Worthy of note among the fifteen feature films he helmed, as well as two films for television and three episodes of a couple of series, are Le Rapace / Birds of Prey (1968), Dernier domicile connu / Last Known Address (1970) —both with Ventura— Un aller simple / One Way Ticket (1971), La Scoumoune / Hit Man (1972) —with Belmondo, Claudia Cardinale and Giovanni’s actor fetiche, Michel Constantin— Deux hommes dans la ville / Two Men in Town (1973) —with Delon and Gabin co-starring in the film—, Le Gitan / The Gypsy (1975) —produced and played by Delon— and Une robe noire pour un tueur (1981), with Annie Girardot. In his last two films, Mon ami le traître / My Friend the Traitor (1988) and Mon père, il m’a sauvé la vie / My Father Saved My Life (2001)—cowritten with Bertrand Tavernier— he took to fiction to reflect on the decisive aspects that had marked his own life.

Since 2024, the San Sebastian Festival retrospective has been part of the Klasikoak program, promoted by the Festival and the Filmoteca Vasca as a classic film festival expanded in time and space.
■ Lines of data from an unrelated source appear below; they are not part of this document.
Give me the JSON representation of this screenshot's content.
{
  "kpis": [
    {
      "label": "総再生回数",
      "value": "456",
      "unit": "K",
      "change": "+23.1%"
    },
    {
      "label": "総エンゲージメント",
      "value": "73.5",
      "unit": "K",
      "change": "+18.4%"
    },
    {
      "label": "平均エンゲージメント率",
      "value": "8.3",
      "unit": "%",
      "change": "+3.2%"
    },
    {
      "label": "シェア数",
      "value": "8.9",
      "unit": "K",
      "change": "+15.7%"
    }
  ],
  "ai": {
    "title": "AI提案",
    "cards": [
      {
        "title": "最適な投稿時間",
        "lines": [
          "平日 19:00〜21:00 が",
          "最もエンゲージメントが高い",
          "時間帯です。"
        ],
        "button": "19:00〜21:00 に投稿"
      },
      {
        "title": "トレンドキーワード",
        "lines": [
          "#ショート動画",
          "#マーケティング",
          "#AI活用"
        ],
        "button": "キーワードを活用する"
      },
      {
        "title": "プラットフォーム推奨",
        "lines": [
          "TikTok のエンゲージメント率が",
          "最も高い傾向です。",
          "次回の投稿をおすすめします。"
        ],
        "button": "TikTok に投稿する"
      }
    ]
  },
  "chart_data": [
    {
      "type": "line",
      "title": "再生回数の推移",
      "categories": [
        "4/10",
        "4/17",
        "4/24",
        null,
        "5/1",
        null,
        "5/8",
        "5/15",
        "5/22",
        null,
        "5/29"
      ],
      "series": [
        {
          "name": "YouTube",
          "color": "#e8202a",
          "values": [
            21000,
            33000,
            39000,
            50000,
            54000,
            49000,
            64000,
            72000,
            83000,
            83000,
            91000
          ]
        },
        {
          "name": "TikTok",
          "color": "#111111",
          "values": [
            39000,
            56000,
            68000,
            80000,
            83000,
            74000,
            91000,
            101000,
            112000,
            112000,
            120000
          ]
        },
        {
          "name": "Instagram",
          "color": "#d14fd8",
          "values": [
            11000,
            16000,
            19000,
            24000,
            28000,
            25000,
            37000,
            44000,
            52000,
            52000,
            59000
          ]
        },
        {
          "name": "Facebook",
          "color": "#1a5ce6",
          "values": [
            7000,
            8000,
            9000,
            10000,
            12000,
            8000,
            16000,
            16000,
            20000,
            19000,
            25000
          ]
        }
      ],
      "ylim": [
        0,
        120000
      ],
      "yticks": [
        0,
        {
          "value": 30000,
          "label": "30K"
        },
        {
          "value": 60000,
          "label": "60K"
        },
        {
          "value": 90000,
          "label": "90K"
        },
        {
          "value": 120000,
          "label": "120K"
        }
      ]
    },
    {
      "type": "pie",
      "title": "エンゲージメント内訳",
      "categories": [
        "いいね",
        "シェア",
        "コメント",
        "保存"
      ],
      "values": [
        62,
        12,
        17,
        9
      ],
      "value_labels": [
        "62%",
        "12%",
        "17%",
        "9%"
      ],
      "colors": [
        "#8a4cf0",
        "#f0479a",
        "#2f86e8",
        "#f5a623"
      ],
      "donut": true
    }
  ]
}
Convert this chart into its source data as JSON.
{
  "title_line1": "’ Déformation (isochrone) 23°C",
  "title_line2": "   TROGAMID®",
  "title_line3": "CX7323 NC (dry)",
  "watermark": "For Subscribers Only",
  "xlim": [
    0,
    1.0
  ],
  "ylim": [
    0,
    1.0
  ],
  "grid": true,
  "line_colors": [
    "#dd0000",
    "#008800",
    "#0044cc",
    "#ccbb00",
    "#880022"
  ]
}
Thus, Klasikoak brings together three film cycles under the same label: the films of the retrospective, the Klasikoak section titles screened during the Festival in September, and the twelve restored films programmed by the Filmoteca Vasca in the homonymous cycle over the last quarter of the year at various cultural institutions in the Basque Autonomous Community, Navarre, and the French Basque Country.
Klasikoak is heir to the historic tradition established by the San Sebastian Festival of rediscovering work by filmmakers, periods, themes or film languages, that it put into practice more or less right from the very start, with the retrospective devoted to René Clair in 1959, and the decisive commitment by the Filmoteca Vasca both to restoring and disseminating films.